The chancellor will patch up a hole in the public finances of about £15bn, created by sluggish growth and higher borrowing costs, with a wave of cuts to welfare and government spending, although she denies she is returning to “austerity”.

She will also publish a forecast by the independent Office for Budget Responsibility, which is expected to halve its October growth projection for 2025 of 2 per cent.

Treasury officials say there will be no tax rises in her statement, but economists believe they can become inevitable in her autumn Budget unless the country’s economic fortunes quickly begin to improve.

The chancellor is being goaded by Conservatives who claim she is overseeing a return to “austerity”, an allegation that ministers are determined to refute.

Darren Jones, chief secretary to the Treasury, on Tuesday briefed 75 ministers on the Spring Statement plan, which is expected to include a cut of at least £5bn a year from Whitehall spending totals later in the parliament.

He said this was not “austerity”, pointing out that real spending on public services would rise every year in this parliament and was growing from a higher base, following Reeves’ big injection of cash into the NHS and other areas in her October Budget.

Paul Johnson, head of the Institute for Fiscal Studies, said talk of austerity “is way overblown in context of what government announced in October and by comparison with stated plans of last government”.

Reeves is battling some negative sentiment over her handling of the economy. A YouGov survey found that only 16 per cent of voters thought the government was handling the economy well. Just 11 per cent hold a positive view of Reeves’ performance.

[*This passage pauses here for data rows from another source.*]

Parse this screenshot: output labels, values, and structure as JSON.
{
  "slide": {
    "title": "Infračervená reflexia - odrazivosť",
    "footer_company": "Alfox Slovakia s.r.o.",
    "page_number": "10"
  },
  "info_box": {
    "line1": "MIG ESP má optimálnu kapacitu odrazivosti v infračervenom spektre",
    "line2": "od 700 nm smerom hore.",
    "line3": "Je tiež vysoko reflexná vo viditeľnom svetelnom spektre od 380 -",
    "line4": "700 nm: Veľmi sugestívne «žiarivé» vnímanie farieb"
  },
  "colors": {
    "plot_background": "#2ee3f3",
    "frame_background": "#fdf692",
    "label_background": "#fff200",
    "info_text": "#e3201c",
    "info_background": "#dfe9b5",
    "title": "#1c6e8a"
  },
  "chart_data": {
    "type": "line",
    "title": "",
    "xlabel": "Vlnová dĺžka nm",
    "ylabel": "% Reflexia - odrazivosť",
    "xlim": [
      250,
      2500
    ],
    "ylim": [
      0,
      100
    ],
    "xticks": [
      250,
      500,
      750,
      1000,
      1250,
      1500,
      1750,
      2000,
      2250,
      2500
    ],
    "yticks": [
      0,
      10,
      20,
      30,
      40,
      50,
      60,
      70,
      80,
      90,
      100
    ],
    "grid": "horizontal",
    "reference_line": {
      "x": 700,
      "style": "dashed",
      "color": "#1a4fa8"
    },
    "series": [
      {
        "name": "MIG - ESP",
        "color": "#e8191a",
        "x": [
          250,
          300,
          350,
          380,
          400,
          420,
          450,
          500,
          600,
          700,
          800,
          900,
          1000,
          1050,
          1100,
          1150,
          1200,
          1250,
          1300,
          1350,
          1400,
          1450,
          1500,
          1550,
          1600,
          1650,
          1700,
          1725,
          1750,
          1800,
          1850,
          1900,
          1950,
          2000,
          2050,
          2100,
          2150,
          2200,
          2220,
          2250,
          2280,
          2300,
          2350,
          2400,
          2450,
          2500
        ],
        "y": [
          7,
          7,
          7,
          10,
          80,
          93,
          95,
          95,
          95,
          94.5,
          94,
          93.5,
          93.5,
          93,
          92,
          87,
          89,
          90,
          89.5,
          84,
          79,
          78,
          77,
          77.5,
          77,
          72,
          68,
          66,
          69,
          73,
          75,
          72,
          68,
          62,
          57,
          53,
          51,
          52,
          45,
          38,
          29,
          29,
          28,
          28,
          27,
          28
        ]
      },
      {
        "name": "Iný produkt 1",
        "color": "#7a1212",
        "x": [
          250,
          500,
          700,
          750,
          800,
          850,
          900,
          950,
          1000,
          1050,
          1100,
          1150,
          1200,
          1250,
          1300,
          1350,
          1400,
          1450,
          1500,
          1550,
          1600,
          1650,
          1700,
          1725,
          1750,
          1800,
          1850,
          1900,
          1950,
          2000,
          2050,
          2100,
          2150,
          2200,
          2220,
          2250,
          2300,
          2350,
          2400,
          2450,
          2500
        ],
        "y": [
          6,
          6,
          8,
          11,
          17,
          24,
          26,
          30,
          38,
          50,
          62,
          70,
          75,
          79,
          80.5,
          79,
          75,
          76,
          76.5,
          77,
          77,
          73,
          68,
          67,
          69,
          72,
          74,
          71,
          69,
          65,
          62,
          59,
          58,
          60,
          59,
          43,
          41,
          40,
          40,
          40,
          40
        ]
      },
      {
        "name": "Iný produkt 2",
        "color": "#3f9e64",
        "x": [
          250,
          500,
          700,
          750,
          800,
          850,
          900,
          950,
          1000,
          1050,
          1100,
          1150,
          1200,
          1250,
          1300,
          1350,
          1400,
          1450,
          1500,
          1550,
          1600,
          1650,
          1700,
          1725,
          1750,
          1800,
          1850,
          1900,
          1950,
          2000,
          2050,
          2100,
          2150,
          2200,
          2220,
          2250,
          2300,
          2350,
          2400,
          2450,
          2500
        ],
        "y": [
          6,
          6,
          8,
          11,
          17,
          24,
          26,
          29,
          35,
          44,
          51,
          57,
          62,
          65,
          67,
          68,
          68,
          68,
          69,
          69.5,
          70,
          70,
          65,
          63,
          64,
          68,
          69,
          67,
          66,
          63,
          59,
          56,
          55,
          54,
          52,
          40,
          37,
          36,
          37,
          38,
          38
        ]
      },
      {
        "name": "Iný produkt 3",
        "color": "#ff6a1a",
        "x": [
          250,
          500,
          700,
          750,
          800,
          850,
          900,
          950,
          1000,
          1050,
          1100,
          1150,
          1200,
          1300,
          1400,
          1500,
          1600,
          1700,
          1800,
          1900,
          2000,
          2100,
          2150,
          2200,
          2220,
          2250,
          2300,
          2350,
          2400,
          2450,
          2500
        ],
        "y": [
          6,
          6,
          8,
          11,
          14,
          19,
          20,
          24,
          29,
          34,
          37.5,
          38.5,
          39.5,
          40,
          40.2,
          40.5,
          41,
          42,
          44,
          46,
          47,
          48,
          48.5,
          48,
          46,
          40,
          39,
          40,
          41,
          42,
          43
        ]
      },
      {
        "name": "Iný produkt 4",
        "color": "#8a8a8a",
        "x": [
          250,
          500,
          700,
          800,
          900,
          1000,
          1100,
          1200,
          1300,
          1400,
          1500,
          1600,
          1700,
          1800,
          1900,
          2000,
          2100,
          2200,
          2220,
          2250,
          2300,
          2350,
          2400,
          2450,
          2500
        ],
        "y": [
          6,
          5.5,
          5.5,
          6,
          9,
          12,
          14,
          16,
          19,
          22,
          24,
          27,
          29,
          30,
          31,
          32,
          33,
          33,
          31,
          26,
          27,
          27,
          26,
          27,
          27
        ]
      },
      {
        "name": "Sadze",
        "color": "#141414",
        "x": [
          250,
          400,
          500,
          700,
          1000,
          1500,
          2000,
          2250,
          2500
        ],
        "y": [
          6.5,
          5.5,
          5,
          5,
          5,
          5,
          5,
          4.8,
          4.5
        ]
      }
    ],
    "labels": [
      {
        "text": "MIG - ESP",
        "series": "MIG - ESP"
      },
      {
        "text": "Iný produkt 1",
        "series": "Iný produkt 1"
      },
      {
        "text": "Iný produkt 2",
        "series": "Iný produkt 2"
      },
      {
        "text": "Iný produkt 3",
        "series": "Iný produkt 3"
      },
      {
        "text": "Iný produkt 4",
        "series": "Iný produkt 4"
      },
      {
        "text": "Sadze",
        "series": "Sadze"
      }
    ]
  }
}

On Tuesday the chancellor was publicly criticised by a ministerial colleague for taking “freebie” tickets to a Sabrina Carpenter concert, 24 hours before she announces deep cuts to welfare and public spending.

Housing minister Matthew Pennycook was asked what he thought of Reeves’ decision to attend the concert in a VIP box earlier this month without paying for the tickets.

“I don’t personally think it’s appropriate,” Pennycook told LBC. “If I want to go to a concert at the O2, I’ll pay for it. But individual MPs, individual ministers, make their own decisions.”

Reeves said she accepted the VIP package for “security reasons” but many Labour MPs privately questioned her judgment at a time when she is making deep cuts to sickness and disability benefits.

The chancellor will publish alongside the Spring Statement an impact assessment of how £5bn of welfare cuts will affect ordinary voters, with many Labour MPs fearing the political fallout.